Hoje, ele coordena uma associação de vítimas da doença. “Tive um derrame que prejudicou meu corpo. Não consigo mais andar sozinho, me desequilibro. Eu perdi a audição de um ouvido e tenho muito cansaço”, relatou. “Fomos hostilizados por setores da sociedade, liderados pelo presidente, por conta do respeito ao isolamento social. Está confirmado que o Bolsonaro provocou um genocídio ao atrasar as vacinas”, acrescentou.
Em seu testemunho, Mayra Pires Lima, enfermeira de Manaus, contou que, após a morte da irmã por covid-19, passou a cuidar dos quatro sobrinhos pequenos, sendo um casal de gêmeos. Ela aproveitou sua fala para cobrar a valorização de enfermeiros e técnicos em enfermagem. “Não precisamos de tapinhas nas costas. Precisamos de valorização. Falar que nós somos heróis é fácil, mostrar através de atos é que é difícil.”
Vidas abreviadas
Por sua vez, Rosane dos Santos Brandão também fez um testemunho de acusação ao governo Bolsonaro, em razão da morte do marido, que era servidor da Universidade Federal de Pelotas-RS. Sem hesitar, ela afirmou que o companheiro “teve a vida abreviada por uma política genocida”.

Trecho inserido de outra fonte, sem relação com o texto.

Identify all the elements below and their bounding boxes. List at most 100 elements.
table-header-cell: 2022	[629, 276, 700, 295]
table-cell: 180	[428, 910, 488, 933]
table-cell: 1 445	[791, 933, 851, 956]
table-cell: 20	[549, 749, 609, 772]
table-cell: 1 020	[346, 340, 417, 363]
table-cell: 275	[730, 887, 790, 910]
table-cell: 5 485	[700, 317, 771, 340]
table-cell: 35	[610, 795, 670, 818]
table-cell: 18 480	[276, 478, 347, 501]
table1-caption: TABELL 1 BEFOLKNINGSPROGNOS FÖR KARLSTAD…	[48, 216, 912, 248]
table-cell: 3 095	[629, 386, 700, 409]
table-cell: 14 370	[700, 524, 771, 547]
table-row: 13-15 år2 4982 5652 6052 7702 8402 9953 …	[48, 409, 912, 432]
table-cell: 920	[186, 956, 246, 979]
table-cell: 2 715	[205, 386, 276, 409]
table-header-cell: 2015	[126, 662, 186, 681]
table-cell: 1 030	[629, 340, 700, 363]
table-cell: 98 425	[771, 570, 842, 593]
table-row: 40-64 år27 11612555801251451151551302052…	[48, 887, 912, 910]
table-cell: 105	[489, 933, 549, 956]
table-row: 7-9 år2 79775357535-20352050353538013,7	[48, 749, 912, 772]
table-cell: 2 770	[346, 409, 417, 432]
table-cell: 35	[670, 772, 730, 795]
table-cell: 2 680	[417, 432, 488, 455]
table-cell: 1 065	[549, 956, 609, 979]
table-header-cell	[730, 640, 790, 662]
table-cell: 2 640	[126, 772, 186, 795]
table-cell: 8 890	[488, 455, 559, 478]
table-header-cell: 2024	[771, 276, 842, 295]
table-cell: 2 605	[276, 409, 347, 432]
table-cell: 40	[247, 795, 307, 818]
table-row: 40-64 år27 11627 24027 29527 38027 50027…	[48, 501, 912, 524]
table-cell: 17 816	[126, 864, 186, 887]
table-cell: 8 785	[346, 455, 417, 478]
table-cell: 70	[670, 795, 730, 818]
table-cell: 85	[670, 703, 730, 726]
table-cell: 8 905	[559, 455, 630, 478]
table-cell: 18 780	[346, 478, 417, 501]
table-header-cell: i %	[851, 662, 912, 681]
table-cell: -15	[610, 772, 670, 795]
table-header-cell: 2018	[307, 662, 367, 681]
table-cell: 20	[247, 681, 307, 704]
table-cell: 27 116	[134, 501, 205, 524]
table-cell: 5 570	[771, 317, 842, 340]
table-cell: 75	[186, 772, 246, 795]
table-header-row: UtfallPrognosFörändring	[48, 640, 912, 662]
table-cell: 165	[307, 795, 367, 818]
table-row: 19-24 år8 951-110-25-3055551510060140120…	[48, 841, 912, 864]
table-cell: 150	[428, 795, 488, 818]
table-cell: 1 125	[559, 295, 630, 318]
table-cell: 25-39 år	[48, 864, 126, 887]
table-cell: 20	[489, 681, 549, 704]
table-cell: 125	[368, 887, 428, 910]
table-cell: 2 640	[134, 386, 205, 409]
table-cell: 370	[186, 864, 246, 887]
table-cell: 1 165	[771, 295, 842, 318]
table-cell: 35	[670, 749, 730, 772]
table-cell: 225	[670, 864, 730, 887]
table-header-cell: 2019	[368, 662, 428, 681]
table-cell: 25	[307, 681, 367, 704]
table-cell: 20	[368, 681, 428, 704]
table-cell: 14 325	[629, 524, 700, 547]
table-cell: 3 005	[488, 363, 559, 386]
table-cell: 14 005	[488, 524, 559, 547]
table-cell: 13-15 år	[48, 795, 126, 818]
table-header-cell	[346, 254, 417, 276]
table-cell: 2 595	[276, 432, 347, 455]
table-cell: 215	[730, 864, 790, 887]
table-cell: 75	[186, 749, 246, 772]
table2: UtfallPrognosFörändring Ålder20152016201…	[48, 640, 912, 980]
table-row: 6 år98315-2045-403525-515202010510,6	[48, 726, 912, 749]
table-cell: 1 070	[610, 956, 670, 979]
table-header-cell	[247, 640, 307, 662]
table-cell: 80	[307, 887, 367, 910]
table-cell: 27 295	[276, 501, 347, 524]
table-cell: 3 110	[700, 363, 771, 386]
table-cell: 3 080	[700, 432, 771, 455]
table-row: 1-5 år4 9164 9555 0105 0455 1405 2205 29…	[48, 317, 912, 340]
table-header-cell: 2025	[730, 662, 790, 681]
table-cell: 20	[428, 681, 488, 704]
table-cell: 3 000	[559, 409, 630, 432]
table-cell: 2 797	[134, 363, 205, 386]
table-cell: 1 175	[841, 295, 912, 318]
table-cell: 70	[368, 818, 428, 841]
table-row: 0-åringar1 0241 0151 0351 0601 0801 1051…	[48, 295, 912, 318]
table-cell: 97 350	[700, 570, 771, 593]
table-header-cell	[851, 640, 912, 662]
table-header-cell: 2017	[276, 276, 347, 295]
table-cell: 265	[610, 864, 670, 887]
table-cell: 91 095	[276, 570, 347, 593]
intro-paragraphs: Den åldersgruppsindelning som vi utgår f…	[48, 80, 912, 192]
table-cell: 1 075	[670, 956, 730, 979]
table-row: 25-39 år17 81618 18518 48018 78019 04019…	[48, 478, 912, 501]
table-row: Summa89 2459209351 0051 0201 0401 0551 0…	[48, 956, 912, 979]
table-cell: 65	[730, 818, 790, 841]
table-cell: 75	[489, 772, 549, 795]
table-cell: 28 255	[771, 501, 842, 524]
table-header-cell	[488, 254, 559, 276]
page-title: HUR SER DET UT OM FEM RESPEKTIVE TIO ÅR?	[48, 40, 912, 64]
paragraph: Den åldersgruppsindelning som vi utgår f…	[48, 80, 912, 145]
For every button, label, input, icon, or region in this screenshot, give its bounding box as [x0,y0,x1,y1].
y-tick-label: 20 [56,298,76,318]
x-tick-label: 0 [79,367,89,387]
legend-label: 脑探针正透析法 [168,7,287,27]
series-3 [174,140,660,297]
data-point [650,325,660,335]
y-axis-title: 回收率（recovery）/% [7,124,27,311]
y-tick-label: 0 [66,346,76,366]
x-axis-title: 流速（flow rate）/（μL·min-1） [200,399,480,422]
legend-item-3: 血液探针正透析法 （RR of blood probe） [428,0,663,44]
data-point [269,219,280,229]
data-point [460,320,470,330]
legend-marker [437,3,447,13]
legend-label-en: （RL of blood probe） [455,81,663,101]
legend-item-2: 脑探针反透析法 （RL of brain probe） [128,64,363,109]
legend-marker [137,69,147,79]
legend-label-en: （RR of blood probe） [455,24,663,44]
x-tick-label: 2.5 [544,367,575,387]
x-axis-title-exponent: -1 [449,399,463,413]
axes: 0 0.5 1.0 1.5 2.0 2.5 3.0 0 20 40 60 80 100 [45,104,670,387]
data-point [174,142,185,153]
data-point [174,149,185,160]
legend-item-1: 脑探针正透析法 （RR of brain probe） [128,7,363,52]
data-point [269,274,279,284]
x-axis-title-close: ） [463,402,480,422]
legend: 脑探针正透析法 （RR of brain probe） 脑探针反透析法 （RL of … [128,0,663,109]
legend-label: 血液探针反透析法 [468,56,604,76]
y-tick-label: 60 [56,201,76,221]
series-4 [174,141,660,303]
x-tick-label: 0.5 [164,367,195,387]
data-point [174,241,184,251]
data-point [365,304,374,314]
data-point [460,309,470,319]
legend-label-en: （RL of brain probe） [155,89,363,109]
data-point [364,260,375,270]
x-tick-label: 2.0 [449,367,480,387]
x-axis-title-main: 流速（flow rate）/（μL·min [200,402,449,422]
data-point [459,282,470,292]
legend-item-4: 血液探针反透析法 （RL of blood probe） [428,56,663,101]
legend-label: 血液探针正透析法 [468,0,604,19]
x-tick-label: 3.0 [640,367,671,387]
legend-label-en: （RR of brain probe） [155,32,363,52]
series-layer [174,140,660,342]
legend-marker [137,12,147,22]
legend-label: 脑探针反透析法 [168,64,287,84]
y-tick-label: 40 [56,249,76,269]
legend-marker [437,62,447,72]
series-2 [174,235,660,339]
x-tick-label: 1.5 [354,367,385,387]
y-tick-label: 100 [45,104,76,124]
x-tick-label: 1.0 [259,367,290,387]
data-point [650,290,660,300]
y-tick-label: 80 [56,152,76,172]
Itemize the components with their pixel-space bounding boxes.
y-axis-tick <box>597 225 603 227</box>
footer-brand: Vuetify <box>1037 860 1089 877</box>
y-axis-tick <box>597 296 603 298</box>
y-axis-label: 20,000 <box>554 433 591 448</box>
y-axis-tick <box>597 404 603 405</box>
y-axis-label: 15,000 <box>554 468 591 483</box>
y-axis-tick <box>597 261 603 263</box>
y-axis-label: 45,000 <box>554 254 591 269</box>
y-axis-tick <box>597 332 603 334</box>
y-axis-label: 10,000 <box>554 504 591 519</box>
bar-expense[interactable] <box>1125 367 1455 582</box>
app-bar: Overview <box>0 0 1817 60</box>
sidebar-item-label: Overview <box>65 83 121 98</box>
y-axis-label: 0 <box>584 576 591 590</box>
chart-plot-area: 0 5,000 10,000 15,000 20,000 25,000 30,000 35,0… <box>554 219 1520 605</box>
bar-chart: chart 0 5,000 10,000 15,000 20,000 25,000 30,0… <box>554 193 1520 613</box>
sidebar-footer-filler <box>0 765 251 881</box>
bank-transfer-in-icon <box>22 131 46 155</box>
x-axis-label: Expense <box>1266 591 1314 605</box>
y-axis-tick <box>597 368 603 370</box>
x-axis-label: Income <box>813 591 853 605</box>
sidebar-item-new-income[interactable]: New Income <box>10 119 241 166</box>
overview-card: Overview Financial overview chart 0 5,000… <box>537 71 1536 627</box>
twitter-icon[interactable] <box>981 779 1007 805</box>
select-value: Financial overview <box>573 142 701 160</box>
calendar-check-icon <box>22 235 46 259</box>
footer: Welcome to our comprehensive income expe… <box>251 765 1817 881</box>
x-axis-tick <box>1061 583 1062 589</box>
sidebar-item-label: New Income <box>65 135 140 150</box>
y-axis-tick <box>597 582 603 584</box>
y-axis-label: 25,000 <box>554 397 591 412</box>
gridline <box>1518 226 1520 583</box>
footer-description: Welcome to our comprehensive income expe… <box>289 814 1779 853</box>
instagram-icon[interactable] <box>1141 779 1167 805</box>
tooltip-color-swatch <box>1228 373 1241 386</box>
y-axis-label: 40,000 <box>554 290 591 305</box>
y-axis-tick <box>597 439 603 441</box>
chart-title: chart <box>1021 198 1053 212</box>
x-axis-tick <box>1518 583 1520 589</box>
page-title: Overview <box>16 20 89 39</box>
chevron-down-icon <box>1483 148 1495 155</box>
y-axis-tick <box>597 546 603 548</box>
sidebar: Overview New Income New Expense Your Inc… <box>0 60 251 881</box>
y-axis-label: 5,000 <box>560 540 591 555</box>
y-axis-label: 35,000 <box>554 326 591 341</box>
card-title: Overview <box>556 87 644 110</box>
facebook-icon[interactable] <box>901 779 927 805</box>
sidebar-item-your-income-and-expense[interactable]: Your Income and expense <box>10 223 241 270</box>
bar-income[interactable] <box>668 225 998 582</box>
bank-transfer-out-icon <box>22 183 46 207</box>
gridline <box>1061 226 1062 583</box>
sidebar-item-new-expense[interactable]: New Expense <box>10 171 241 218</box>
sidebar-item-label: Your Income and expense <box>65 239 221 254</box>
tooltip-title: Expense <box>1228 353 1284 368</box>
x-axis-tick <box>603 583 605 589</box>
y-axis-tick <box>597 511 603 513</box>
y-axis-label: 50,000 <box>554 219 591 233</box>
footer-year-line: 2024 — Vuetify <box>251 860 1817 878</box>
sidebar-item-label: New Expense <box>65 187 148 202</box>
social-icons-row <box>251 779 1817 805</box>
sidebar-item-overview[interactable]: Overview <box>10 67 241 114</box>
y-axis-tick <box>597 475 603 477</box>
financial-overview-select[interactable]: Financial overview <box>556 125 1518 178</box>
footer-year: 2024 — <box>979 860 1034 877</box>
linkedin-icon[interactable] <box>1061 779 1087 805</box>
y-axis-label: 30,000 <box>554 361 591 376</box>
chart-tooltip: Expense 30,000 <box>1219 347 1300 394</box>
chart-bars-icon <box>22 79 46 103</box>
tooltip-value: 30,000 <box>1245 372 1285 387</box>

“A vacina chegou tardiamente e a conta-gotas. Há várias maneiras de o Estado matar o povo e a falta de política pública é uma delas. Há pessoas que deveriam estar entre nós, se não fossem as escolhas deste governo”, criticou.
Rosane também fez um apelo aos senadores da CPI da Covid e criticou parlamentares que ostentam, em suas mesas, placas que celebram os “curados” da covid-19.
“Vocês precisam de coragem, não fiquem ombreando com fascistas e canalhas, colocando um ‘ponto final’ no genocídio. Honrem nossos mortos, diferente do que fez o presidente da República. Há placas com números de mortos aqui na CPI, mas também tem quem comemore o número de sobreviventes. É como comemorar os que não morreram no Holocausto”, finalizou.